Huntley avoided going to referendum or a public vote to expand Marlowe Middle school.

It did it by pledging to pay for the school expansion out of normal annual tax cap limited funds.

With impact fees down, Burkey and Comptroller Mark Altmayer’s idea is to transfer paying for the expansion onto taxpayers in the form of a taxes hike.

Fiscal responsibility, Huntley School District style.

The more money and interest that has to be paid from the bond tax rate levy on taxpayers’ property tax bills, the more taxes will be paid. Altmayer is a resident of Geneva and not affected by higher District 158 taxes.

The District 158 budget is being balanced on two things;

  • The first is on the backs of special ed parents losing federal IDEA funds.
  • The second is because of this hidden tax increase.

I attended the July 14th town hall meeting.

The phrase “fiscally responsible” was used again and again by both Burkey and Altmayer.

I thought Board President Shawn Green position was there wouldn’t be tax increases. He described himself as a “conservative” at the July 14th meeting and at the tea party rally in Crystal Lake.


Higher Tax Burden Proposed in Huntley District 158 Budget — 5 Comments

  1. At no point was it suggested or discussed that the refunding/rescheduling/refinancing of the Marlowe debt certificates would be moved to the tax cap exempt Bond & Interest fund. I don't know for sure, but I suspect that they could not do such without a referendum. The amounts in the area of the FY10 budget to which your link points reflect the lower payments as the new debt is stretched over a substantially longer period of time.

    In addition, I am compelled to point out that the discussion of these debt instruments at the recent FAC meeting was requested by an FAC member and NOT Mr. Altmayer. Mr. Altmayer made copies of a document at the request of the FAC member who brought the document and made the request that it be added to the agenda.
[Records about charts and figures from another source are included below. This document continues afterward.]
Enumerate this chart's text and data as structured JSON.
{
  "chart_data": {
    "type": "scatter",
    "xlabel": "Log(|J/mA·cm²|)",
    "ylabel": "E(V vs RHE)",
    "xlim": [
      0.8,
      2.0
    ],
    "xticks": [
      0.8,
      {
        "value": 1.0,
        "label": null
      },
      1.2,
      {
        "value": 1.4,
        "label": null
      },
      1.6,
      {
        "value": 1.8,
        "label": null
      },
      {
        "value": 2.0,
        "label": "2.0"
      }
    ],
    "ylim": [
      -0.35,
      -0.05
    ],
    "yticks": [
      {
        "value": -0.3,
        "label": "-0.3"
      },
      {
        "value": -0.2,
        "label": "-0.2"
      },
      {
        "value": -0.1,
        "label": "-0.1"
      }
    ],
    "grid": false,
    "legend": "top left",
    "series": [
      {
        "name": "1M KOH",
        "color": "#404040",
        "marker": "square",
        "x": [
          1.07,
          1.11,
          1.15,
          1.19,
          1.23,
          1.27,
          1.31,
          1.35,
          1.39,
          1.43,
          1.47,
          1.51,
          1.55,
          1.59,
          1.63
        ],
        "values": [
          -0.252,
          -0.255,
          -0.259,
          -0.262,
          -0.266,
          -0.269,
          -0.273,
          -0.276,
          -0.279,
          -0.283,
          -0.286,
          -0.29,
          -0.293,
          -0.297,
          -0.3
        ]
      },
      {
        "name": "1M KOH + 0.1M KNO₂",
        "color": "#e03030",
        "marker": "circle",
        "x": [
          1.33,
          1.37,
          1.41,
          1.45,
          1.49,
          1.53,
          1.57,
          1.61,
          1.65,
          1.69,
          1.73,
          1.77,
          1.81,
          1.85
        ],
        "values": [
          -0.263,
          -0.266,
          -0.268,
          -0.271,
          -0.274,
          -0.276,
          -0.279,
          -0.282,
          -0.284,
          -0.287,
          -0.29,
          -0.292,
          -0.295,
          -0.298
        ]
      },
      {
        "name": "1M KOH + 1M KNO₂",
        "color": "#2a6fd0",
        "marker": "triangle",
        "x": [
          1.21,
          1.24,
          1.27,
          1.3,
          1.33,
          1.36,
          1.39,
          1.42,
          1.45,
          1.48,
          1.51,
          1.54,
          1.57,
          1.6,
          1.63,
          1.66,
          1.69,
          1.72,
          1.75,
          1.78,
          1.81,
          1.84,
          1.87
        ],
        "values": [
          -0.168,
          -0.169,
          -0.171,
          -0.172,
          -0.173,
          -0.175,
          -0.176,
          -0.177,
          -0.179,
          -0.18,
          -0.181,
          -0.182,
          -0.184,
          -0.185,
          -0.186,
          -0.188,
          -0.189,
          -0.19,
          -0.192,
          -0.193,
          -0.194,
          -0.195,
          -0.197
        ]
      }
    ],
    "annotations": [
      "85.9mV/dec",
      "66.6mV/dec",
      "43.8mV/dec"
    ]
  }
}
Similar to most organizations, members can request that agenda items be added or deleted.

  2. Cal: Liar, liar, pants on fire…

    No wonder your credibility is in the toilet.

  3. I'm not aware that the agenda was formally amended, as Mike Laird suggests.

    Laird does not say he or anyone else on the FAC asked the agenda be modified to include the refinancing discussion.

    Mark Altmayer's handout clearly showed how bonds are being considered with impacts on the bond tax rates.

    Why would the bond tax rates be shown if it was not relevant to the discussion?

    Supt. John Burkey has publicly stated the district can issue bonds without a referendum if it is for a school expansion and not for a new school.

    Perhaps that might clear up Laird's "suspicion" they can't be issued without a referendum.

  4. Please reread my comment. I clearly state that the FAC member who brought the handout asked that it be added to the agenda. Your awareness of whether the agenda was formally amended doesn't seem relevant when you have nearly ALL of the other minor facts wrong such as who brought the document and requested that it be added to the agenda. I can't argue with your secondary or tertiary lack of knowledge of the events. Your source of information was either incomplete or inaccurate.

    I did not suggest that debt could not be issued without referendum. I suggested that any debt issued without referendum would not likley be exempt from the tax cap. Again, I don't know for sure but I believe that is one of the taxpayer safeguards in place. Either way, it was not suggested that the Marlowe debt would be refinanced in such a way that would move into into a different fund or exempt it from the tax cap.

    The discussion of the bond fund was with respect to future years where greater than the current amounts of debt become due. The discussion was longer term and theoretical. It was similar to the Marlowe debt discussion in that it is question of cash flow vs. total financing costs if portions of the debt would be refinanced to years when no debt service is due.

  5. The agenda was not formally amended. The FAC meetings are very informally run.